Modic explained that he enjoys, "the diversity of activities available in Kalamazoo."

"I can see Michael Pollan speak, catch Wait Wait...Don't Tell Me, and see live music any number of places, but I can still be lost in the woods with my dog or on the water in heartbeat," he said.

"That's a hard balance to find because in big cities the great outdoors tend to be hours away and when you live in areas with easy access to the great outdoors you typically don't have access to the amenities a city offers."

Enjoying his nice steep learning curve at work, Modic explained that being a sustainable business has no end point. As a result, new challenges with an unfamiliar solution are likely.

"That keeps the work challenging and interesting. I hope I never reach the point where I've got all the answers," Modic said. "I'd be bored."

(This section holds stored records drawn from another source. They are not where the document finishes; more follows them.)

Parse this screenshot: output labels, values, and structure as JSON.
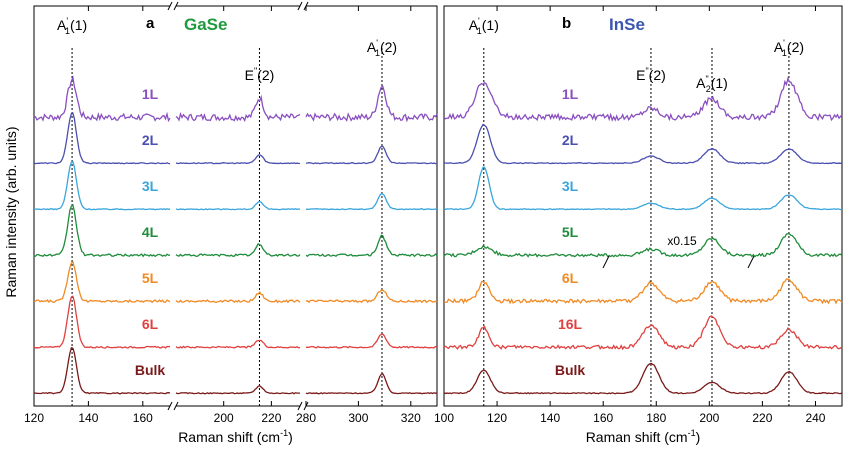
{
  "ylabel": "Raman intensity (arb. units)",
  "chart_data": [
    {
      "type": "line",
      "panel_letter": "a",
      "material": "GaSe",
      "material_color": "#1f9a3c",
      "xlabel": "Raman shift (cm",
      "xlabel_sup": "-1",
      "xlabel_end": ")",
      "broken_axis": true,
      "x_segments": [
        {
          "range": [
            120,
            170
          ],
          "ticks": [
            120,
            140,
            160
          ]
        },
        {
          "range": [
            180,
            232
          ],
          "ticks": [
            200,
            220
          ]
        },
        {
          "range": [
            280,
            330
          ],
          "ticks": [
            280,
            300,
            320
          ]
        }
      ],
      "peaks": [
        {
          "x": 134,
          "label": "A",
          "sup": "'",
          "sub": "1",
          "tail": "(1)"
        },
        {
          "x": 215,
          "label": "E",
          "sup": "\"",
          "sub": "",
          "tail": "(2)"
        },
        {
          "x": 309,
          "label": "A",
          "sup": "'",
          "sub": "1",
          "tail": "(2)"
        }
      ],
      "series": [
        {
          "name": "1L",
          "color": "#8a4fc0",
          "offset": 6,
          "noise": 0.35,
          "amps": [
            3.1,
            1.6,
            2.6
          ],
          "widths": [
            1.6,
            1.6,
            1.6
          ]
        },
        {
          "name": "2L",
          "color": "#4a4fb0",
          "offset": 5,
          "noise": 0.05,
          "amps": [
            4.2,
            0.7,
            1.4
          ],
          "widths": [
            1.6,
            1.6,
            1.6
          ]
        },
        {
          "name": "3L",
          "color": "#3aa6dc",
          "offset": 4,
          "noise": 0.05,
          "amps": [
            4.0,
            0.6,
            1.3
          ],
          "widths": [
            1.6,
            1.6,
            1.6
          ]
        },
        {
          "name": "4L",
          "color": "#1f8c3b",
          "offset": 3,
          "noise": 0.12,
          "amps": [
            4.2,
            0.9,
            1.6
          ],
          "widths": [
            1.6,
            1.6,
            1.6
          ]
        },
        {
          "name": "5L",
          "color": "#f08a24",
          "offset": 2,
          "noise": 0.12,
          "amps": [
            3.3,
            0.7,
            1.0
          ],
          "widths": [
            1.6,
            1.6,
            1.6
          ]
        },
        {
          "name": "6L",
          "color": "#e0413f",
          "offset": 1,
          "noise": 0.08,
          "amps": [
            4.3,
            0.6,
            1.1
          ],
          "widths": [
            1.6,
            1.6,
            1.6
          ]
        },
        {
          "name": "Bulk",
          "color": "#7a1a1a",
          "offset": 0,
          "noise": 0.05,
          "amps": [
            3.8,
            0.6,
            1.6
          ],
          "widths": [
            1.6,
            1.6,
            1.6
          ]
        }
      ]
    },
    {
      "type": "line",
      "panel_letter": "b",
      "material": "InSe",
      "material_color": "#3b56b0",
      "xlabel": "Raman shift (cm",
      "xlabel_sup": "-1",
      "xlabel_end": ")",
      "broken_axis": false,
      "x_segments": [
        {
          "range": [
            100,
            250
          ],
          "ticks": [
            100,
            120,
            140,
            160,
            180,
            200,
            220,
            240
          ]
        }
      ],
      "peaks": [
        {
          "x": 115,
          "label": "A",
          "sup": "'",
          "sub": "1",
          "tail": "(1)"
        },
        {
          "x": 178,
          "label": "E",
          "sup": "\"",
          "sub": "",
          "tail": "(2)"
        },
        {
          "x": 201,
          "label": "A",
          "sup": "\"",
          "sub": "2",
          "tail": "(1)"
        },
        {
          "x": 230,
          "label": "A",
          "sup": "'",
          "sub": "1",
          "tail": "(2)"
        }
      ],
      "annotation": "x0.15",
      "series": [
        {
          "name": "1L",
          "color": "#8a4fc0",
          "offset": 6,
          "noise": 0.3,
          "amps": [
            3.0,
            0.8,
            1.6,
            3.1
          ],
          "widths": [
            3,
            3,
            3,
            3
          ]
        },
        {
          "name": "2L",
          "color": "#4a4fb0",
          "offset": 5,
          "noise": 0.05,
          "amps": [
            3.2,
            0.6,
            1.2,
            1.2
          ],
          "widths": [
            2.5,
            3,
            3,
            3
          ]
        },
        {
          "name": "3L",
          "color": "#3aa6dc",
          "offset": 4,
          "noise": 0.05,
          "amps": [
            3.5,
            0.5,
            0.9,
            1.2
          ],
          "widths": [
            2,
            3,
            3,
            3
          ]
        },
        {
          "name": "5L",
          "color": "#1f8c3b",
          "offset": 3,
          "noise": 0.15,
          "amps": [
            0.7,
            0.5,
            1.4,
            1.8
          ],
          "widths": [
            3,
            3,
            3,
            3
          ]
        },
        {
          "name": "6L",
          "color": "#f08a24",
          "offset": 2,
          "noise": 0.2,
          "amps": [
            1.6,
            1.5,
            1.6,
            1.8
          ],
          "widths": [
            2,
            3,
            3,
            3
          ]
        },
        {
          "name": "16L",
          "color": "#e0413f",
          "offset": 1,
          "noise": 0.18,
          "amps": [
            1.6,
            1.9,
            2.5,
            1.5
          ],
          "widths": [
            2,
            3,
            3,
            3
          ]
        },
        {
          "name": "Bulk",
          "color": "#7a1a1a",
          "offset": 0,
          "noise": 0.05,
          "amps": [
            1.9,
            2.5,
            0.9,
            1.8
          ],
          "widths": [
            2.5,
            3,
            3,
            3
          ]
        }
      ]
    }
  ]
}
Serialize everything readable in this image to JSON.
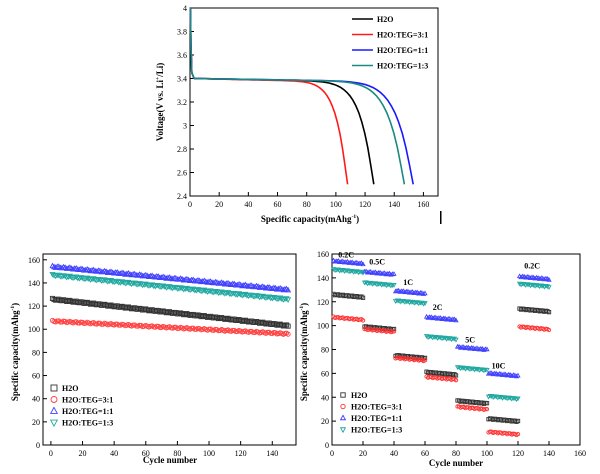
{
  "chart_data": [
    {
      "type": "line",
      "xlabel": "Specific capacity(mAhg",
      "xlabel_sup": "-1",
      "xlabel_tail": ")",
      "ylabel": "Voltage(V vs. Li",
      "ylabel_sup": "+",
      "ylabel_tail": "/Li)",
      "xlim": [
        0,
        170
      ],
      "ylim": [
        2.4,
        4.0
      ],
      "xticks": [
        0,
        20,
        40,
        60,
        80,
        100,
        120,
        140,
        160
      ],
      "yticks": [
        2.4,
        2.6,
        2.8,
        3.0,
        3.2,
        3.4,
        3.6,
        3.8,
        4.0
      ],
      "legend_position": "top-right",
      "series": [
        {
          "name": "H2O",
          "color": "#000000",
          "capacity": 126
        },
        {
          "name": "H2O:TEG=3:1",
          "color": "#ff1a1a",
          "capacity": 108
        },
        {
          "name": "H2O:TEG=1:1",
          "color": "#1a1aff",
          "capacity": 153
        },
        {
          "name": "H2O:TEG=1:3",
          "color": "#1a8a80",
          "capacity": 147
        }
      ]
    },
    {
      "type": "scatter",
      "xlabel": "Cycle number",
      "ylabel": "Specific capacity(mAhg",
      "ylabel_sup": "-1",
      "ylabel_tail": ")",
      "xlim": [
        -5,
        155
      ],
      "ylim": [
        0,
        165
      ],
      "xticks": [
        0,
        20,
        40,
        60,
        80,
        100,
        120,
        140
      ],
      "yticks": [
        0,
        20,
        40,
        60,
        80,
        100,
        120,
        140,
        160
      ],
      "legend_position": "bottom-left",
      "series": [
        {
          "name": "H2O",
          "color": "#333333",
          "marker": "square",
          "start": 126,
          "end": 103
        },
        {
          "name": "H2O:TEG=3:1",
          "color": "#ff4040",
          "marker": "circle",
          "start": 107,
          "end": 96
        },
        {
          "name": "H2O:TEG=1:1",
          "color": "#4040ff",
          "marker": "triangle-up",
          "start": 154,
          "end": 134
        },
        {
          "name": "H2O:TEG=1:3",
          "color": "#20a8a0",
          "marker": "triangle-down",
          "start": 147,
          "end": 126
        }
      ]
    },
    {
      "type": "scatter",
      "xlabel": "Cycle number",
      "ylabel": "Specific capacity(mAhg",
      "ylabel_sup": "-1",
      "ylabel_tail": ")",
      "xlim": [
        0,
        160
      ],
      "ylim": [
        0,
        160
      ],
      "xticks": [
        0,
        20,
        40,
        60,
        80,
        100,
        120,
        140,
        160
      ],
      "yticks": [
        0,
        20,
        40,
        60,
        80,
        100,
        120,
        140,
        160
      ],
      "legend_position": "bottom-left",
      "rate_labels": [
        {
          "text": "0.2C",
          "x": 4,
          "y": 157
        },
        {
          "text": "0.5C",
          "x": 24,
          "y": 151
        },
        {
          "text": "1C",
          "x": 46,
          "y": 134
        },
        {
          "text": "2C",
          "x": 65,
          "y": 113
        },
        {
          "text": "5C",
          "x": 86,
          "y": 86
        },
        {
          "text": "10C",
          "x": 103,
          "y": 64
        },
        {
          "text": "0.2C",
          "x": 124,
          "y": 148
        }
      ],
      "series": [
        {
          "name": "H2O",
          "color": "#333333",
          "marker": "square",
          "segments": [
            125,
            98,
            74,
            60,
            36,
            21,
            113
          ]
        },
        {
          "name": "H2O:TEG=3:1",
          "color": "#ff3030",
          "marker": "circle",
          "segments": [
            106,
            96,
            72,
            56,
            31,
            10,
            98
          ]
        },
        {
          "name": "H2O:TEG=1:1",
          "color": "#4040ff",
          "marker": "triangle-up",
          "segments": [
            153,
            144,
            128,
            106,
            81,
            59,
            140
          ]
        },
        {
          "name": "H2O:TEG=1:3",
          "color": "#20a8a0",
          "marker": "triangle-down",
          "segments": [
            146,
            135,
            120,
            90,
            64,
            40,
            134
          ]
        }
      ]
    }
  ]
}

That mentality can be tied back to the way Modic views Kalamazoo's potential, too.

"The presence of Western Michigan University, Kalamazoo College, and Kalamazoo Valley Community College provides the kind of events - sports, music, lectures - and people - innovative, opinionated, ambitious, progressive - that make Kalamazoo an engaging dynamic place to live," Modic said.

"I also think that Kalamazoo is seeing something of an urban recolonization. I hope that continues and the city continues to invest in making Kalamazoo a more walkable and bike-friendly place. Not only because that is the type of city I enjoy, but ask anyone in HR, those are attributes college grads value."

Modic enjoys running, hiking, a good beer, and both American and European football.

If you happen to run into him make sure to ask him about his passion for sustainability.